Rooftop

77 23 107
                                    

Marun POV

"Kenapa emangnya?! Lo mau laporin gue ke guru?!" bentaknya, berhasil membuatku mundur beberapa langkah karna kaget. Fajar menatapku dengan marah tanpa berkedip sedikitpun.

Aku menggeleng. "Gue mau nemenin," ujarku sambil menatap matanya. Ia terlihat gusar dan kalut saat ini, bagaimana bisa aku meninggalkannya sendirian?

"Buat apa?!" tanyanya kasar.

Tuh, kan, dari nada bicaranya jelas ketahuan kalau dia sedang tidak baik-baik saja. "Gue bakal jagain kalo ada orang yang datang," ujarku beralibi.

Fajar mengerutkan dahi. "Terserah lo deh!"

Aku mengulum senyum melihat punggungnya yang mulai hilang di tikungan tangga. Segera kususul langkahnya. Begitu sampai di rooftop Fajar berhenti, otomatis membuatku ikut berhenti juga di belakangnya.

"Stop," ia mengulurkan tangan. "Tadi lo bilang mau jagain kalo ada orang yang datang, kan? Lo disini aja."

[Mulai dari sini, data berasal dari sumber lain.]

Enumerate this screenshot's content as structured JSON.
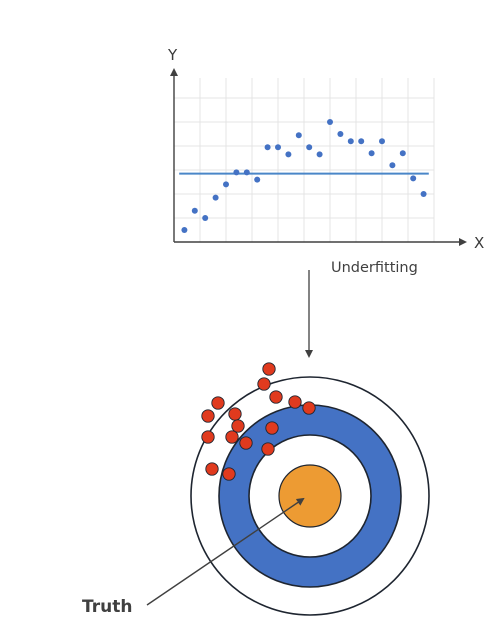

Setelah berkata begitu dengan juteknya, dia segera berjalan kembali menuju sisi lain rooftop yang paling jauh dariku, sedangkan aku hanya bisa menghela napas di depan pintu rooftop. Aku berjalan menuju sisi dinding dan duduk bersandar disana. Sedangkan Fajar duduk di seberangku. Dia cukup jauh sampai wajahnya tidak begitu jelas terlihat.

Aku memperhatikannya yang sedang membuka kotak rokok dengan terburu-buru. Ketika dia sudah berhasil menghidupkan pemantik dan menghisap satu tarikan, asap rokok keluar dari mulut dan hidungnya. Saat itulah akhirnya ia terlihat lebih rileks dan mulai menyandarkan punggung ke dinding serta meluruskan kedua kakinya. Wajahnya mendangak sambil memejam ketika menghisap tarikan kedua.

Pasti terasa damai baginya. Aku tidak pernah tau kalau Fajar merokok. Aku sering melihat anak-anak lain merokok di luar ketika sudah pulang sekolah, tetapi ini pertama kalinya aku melihat Fajar merokok. Seharusnya hal seperti ini sudah biasa diantara anak lelaki, kan?

Aku ikut meluruskan kedua kakiku sambil memperhatikannya dari kejauhan. Fajar masih mendongak sambil sesekali menyesap rokok di tangannya. Matanya menatap kosong ke langit, seperti sedang berpikir. Entahlah, tidak kelihatan jelas dari sini.

Kira-kira apa yang terjadi padanya sampai membuatnya marah begitu? Sampai dia tidak bisa menahan diri untuk tidak merokok di lingkungan sekolah padahal masih jam pelajaran meskipun sedang jam kosong karna semua guru sedang rapat.

Oh iya, tadi kuku jarinya juga berdarah. Apa karna memaksa membuka loker, ya? Aku mencoba memicingkan mata, memfokuskan pandangan pada jemarinya yang terselip rokok itu. Tetapi percuma, aku tidak bisa melihat apapun kalau dari jarak sejauh ini. Tangan itu akhirnya turun dan menjejalkan puntung rokok yang sudah pendek itu pada lantai rooftop.

Seolah sadar sedang diperhatikan, Fajar menoleh padaku. Aku membuat gestur tangan menunjuk diriku kemudian menunjuk dirinya. "Gue boleh ke sana?"

Bukannya menjawab, Fajar malah membuang muka. Tetapi karna dia sudah terlihat lebih tenang dan rileks aku memilih untuk menghampirinya saja.

Dia sedang menyalakan rokok kedua saat aku sampai di depannya. Berhubung dia tidak bisa protes karna mulutnya sedang tersumpal rokok, aku langsung mengambil tempat untuk duduk di sampingnya. Tentu saja masih menyisakan personal space untuknya yang sedang marah, sekitar 1 meter.

Fajar menurunkan rokok dari bibirnya, membiarkan kepulan asap berdesakan keluar dari hidung dan mulutnya ketika ia berbicara. "Lo ngapain sih disini? Katanya mau jagain kalo ada orang yang datang,"

"Tenang aja, kalo ada yang datang dari sini juga keliatan kok," aku mengacungkan ibu jari padanya. Fajar hanya membuang muka tidak peduli.

Aku memperhatikan kuku jarinya yang mengapit rokok, masih ada sisa-sisa darah kering disana. "Tangan lo kenapa? Gara-gara buka loker tadi, ya?"